47. The method of claim 46, wherein said RNA molecule which has a secondary structure that enables it to be processed into an RNA having a silencing activity is selected from the group consisting of: microRNA (miRNA), short-hairpin RNA (shRNA), small nuclear RNA (snRNA or URNA), small nucleolar RNA (snoRNA), Small Cajal body RNA (scaRNA), transfer RNA (tRNA), ribosomal RNA (rRNA), repeat-derived RNA, autonomous and non-autonomous transposable and retro-transposable element-derived RNA, autonomous and non-autonomous transposable and retro-transposable element RNA and long non-coding RNA (lncRNA).

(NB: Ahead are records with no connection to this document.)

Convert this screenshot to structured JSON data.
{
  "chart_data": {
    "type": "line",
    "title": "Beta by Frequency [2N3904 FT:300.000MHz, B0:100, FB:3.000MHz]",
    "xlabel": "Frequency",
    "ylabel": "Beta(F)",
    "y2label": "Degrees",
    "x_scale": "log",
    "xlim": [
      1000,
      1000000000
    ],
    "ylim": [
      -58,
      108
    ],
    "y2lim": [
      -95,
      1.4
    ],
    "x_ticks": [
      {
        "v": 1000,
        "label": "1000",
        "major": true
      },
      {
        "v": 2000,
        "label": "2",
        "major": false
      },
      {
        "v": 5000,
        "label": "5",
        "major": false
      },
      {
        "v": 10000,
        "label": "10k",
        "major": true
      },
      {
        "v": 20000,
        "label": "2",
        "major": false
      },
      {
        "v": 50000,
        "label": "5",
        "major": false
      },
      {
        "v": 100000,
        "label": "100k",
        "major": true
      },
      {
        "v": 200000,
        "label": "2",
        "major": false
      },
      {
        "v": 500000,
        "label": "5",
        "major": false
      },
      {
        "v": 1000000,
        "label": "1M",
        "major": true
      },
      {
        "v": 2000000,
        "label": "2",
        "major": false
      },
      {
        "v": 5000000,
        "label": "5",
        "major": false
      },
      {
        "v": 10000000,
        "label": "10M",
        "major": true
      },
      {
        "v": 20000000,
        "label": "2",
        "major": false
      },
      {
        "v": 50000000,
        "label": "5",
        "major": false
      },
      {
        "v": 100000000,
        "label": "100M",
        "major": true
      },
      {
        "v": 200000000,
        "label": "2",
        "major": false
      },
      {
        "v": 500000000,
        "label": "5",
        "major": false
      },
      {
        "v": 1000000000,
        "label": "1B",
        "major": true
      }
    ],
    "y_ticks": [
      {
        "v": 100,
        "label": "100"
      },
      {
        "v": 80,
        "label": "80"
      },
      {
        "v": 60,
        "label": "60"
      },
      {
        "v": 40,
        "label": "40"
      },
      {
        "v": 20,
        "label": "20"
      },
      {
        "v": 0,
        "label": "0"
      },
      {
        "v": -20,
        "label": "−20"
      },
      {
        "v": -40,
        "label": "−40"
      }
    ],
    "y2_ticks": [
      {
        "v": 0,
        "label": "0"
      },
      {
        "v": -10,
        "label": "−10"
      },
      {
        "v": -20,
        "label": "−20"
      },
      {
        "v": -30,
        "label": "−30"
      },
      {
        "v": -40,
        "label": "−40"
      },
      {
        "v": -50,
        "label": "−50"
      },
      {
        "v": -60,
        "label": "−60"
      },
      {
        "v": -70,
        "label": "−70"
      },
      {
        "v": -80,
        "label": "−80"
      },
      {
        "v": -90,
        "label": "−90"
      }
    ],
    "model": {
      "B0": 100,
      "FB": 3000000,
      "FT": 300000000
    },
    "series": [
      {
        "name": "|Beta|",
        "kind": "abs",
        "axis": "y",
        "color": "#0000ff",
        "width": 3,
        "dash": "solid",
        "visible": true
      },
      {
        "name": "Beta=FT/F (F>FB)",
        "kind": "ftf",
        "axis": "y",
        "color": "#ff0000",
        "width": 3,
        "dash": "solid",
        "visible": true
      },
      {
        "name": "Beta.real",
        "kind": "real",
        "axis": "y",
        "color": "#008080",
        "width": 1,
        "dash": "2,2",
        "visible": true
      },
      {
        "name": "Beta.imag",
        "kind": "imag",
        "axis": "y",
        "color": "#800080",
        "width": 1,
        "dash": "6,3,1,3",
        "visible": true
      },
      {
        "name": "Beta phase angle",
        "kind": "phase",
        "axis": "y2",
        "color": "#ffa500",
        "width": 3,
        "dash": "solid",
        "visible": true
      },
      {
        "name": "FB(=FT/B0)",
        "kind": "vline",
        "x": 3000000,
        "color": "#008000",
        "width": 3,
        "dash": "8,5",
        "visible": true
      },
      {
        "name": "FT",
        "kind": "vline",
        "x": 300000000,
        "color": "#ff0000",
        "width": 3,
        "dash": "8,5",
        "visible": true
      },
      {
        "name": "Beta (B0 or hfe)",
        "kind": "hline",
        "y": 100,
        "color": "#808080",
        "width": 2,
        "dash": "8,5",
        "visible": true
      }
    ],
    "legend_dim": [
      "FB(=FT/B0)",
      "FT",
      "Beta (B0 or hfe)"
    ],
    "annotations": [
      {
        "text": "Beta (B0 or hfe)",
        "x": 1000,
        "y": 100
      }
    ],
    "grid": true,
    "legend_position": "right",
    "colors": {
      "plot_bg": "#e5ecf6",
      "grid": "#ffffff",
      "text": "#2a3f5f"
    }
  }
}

48. The method of claim 46, wherein said first nucleic acid sequence results in a secondary structure which enables the modified first RNA molecule to be processed into the fourth RNA molecule.

49. The method of claim 48, wherein said modifying the first nucleic acid sequence comprises modifying the sequence such that the modified first RNA molecule has essentially the same secondary structure as that of the second RNA molecule, optionally a secondary structure which is at least 95%, 96%, 97%, 98%, 99%, 99.5%, 99.9% or 100% identical to the secondary structure of the second RNA molecule.

50. The method of claim 45, wherein said first nucleic acid molecule is a gene from H. sapiens, wherein the gene is selected from the group consisting of the genes having the sequences set forth in any of SEQ ID NOs. 352 to 392.